The preference for the prior distributions is user defined distribution > default distribution > "cheat" distribution. Please take care to ensure that the wrong parameter doesn't end up with a "cheat" distribution.

See the documentation for Distrubutions.jl to see what distributions are available.

Specifying priors in pyvela

While creating a pyvela.SPNTA object, the priors are specified using the cheat_prior_scale and custom_priors arguments.

The cheat_prior_scale argument defines the scale factor by which the frequentist uncertainties are multiplied to obtain the "cheat" prior widths.

The custom_priors argument contains the user-defined prior distributions as a dictionary. It can be a Python dict or a filename (str) / IO object containing a JSON representation of the dictionary (see below). It supports both parameter names and prefixes as dict keys. For example, if an entry for "EFAC" is present, it will set the prior for all EFAC parameters. If "EFAC1" is present, it will set the prior for EFAC1 specifically. If both "EFAC" and "EFAC1" are present, the latter sets the prior for EFAC1, whereas the former sets the priors for all other EFACs.
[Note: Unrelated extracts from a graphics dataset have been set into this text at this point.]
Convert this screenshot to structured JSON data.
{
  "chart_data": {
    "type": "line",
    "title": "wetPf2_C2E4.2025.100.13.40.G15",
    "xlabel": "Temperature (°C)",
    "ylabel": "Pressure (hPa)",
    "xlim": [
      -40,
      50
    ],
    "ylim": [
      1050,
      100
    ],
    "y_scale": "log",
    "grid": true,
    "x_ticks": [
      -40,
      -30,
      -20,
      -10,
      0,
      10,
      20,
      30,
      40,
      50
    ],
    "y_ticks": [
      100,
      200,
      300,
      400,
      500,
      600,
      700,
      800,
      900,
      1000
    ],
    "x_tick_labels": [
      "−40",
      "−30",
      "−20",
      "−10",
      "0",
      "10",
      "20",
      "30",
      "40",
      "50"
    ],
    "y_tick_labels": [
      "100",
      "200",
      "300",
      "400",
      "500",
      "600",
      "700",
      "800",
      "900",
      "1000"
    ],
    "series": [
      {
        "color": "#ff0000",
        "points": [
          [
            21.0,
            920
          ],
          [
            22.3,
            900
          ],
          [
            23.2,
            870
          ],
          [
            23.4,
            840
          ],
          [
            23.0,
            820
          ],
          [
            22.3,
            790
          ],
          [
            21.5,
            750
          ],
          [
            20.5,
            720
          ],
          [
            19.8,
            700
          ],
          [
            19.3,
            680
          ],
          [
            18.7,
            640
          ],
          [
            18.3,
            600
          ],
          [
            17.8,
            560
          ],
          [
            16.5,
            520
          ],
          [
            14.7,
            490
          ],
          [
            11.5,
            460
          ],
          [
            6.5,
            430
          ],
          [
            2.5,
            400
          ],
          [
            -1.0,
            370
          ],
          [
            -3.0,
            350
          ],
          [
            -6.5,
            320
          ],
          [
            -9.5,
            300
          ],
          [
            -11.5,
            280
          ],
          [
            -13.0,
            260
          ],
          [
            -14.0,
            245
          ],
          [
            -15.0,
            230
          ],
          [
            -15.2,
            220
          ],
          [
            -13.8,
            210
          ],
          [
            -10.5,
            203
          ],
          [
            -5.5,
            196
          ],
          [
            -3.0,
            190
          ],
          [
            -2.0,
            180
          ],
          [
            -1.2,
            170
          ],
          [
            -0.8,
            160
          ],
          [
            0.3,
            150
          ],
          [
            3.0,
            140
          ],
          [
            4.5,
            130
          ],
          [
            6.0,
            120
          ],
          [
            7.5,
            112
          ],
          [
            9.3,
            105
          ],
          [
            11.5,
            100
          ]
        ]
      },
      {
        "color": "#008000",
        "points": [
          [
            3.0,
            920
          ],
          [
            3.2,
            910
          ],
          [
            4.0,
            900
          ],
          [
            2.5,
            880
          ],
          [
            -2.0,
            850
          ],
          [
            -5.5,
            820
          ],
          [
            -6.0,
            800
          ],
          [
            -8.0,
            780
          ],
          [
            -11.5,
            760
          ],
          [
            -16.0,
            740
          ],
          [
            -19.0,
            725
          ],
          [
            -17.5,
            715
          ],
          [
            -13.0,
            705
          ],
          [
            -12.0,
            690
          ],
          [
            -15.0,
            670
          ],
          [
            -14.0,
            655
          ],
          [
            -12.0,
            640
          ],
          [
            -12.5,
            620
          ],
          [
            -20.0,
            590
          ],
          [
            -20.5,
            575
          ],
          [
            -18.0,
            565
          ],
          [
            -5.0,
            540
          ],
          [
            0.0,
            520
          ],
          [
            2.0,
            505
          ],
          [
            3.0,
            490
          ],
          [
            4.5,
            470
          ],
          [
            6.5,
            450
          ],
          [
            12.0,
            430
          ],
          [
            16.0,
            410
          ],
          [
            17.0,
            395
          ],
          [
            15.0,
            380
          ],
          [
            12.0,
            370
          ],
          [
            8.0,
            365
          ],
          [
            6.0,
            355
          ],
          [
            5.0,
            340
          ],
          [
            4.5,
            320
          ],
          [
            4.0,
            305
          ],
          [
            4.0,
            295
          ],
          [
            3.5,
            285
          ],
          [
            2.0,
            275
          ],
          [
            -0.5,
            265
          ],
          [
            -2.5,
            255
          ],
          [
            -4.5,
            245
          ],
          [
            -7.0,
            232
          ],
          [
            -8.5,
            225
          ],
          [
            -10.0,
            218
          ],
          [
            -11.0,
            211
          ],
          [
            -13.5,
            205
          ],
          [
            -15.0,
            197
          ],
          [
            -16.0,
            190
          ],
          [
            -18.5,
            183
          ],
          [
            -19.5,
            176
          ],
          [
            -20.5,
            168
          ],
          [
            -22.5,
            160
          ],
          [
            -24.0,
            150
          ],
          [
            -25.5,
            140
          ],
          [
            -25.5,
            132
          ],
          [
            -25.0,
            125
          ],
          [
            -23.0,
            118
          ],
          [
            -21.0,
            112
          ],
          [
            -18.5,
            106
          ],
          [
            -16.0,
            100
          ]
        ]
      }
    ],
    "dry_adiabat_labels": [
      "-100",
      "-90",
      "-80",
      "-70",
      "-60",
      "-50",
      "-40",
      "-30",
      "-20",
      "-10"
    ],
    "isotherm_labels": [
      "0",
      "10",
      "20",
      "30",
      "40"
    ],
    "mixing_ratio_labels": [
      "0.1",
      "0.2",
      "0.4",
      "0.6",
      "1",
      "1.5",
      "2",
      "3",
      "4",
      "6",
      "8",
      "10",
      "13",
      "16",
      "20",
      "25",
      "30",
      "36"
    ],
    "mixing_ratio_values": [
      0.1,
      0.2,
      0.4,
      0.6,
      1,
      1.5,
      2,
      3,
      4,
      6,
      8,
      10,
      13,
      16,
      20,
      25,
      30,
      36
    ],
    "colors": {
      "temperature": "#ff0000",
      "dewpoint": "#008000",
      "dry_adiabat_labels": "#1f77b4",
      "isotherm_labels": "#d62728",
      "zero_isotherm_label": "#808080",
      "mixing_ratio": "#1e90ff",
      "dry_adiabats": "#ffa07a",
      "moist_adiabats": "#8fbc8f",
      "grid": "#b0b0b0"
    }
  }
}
Representing priors in a JSON file

Prior distributions available in Distributions.jl can be represented as a JSON file like so:

{
    "EFAC": {
        "distribution": "LogNormal",
        "args": [0.0, 0.5]
    },
    "EQUAD": {
        "distribution": "LogUniform",
        "args": [1e-2, 2.0]
    }
    "M2": {
        "distribution": "Normal",
        "args": [0.1, 0.02],
        "lower": 0.0
    }
}

The distribution attribute for each parameter corresponds to a UnivariateDistribution available in Distributions.jl (see here). args are arguments to the UnivariateDistribution type's constructor. The lower and upper attributes represent the lower and upper bounds for truncating the distribution (see truncated).

Note that the values above should be given in their "normal" units as they appear in the par files. Specifically, the prior on M2 corresponds to 0.1 ± 0.02 Msun, where the normal distribution is truncated at a lower bound 0.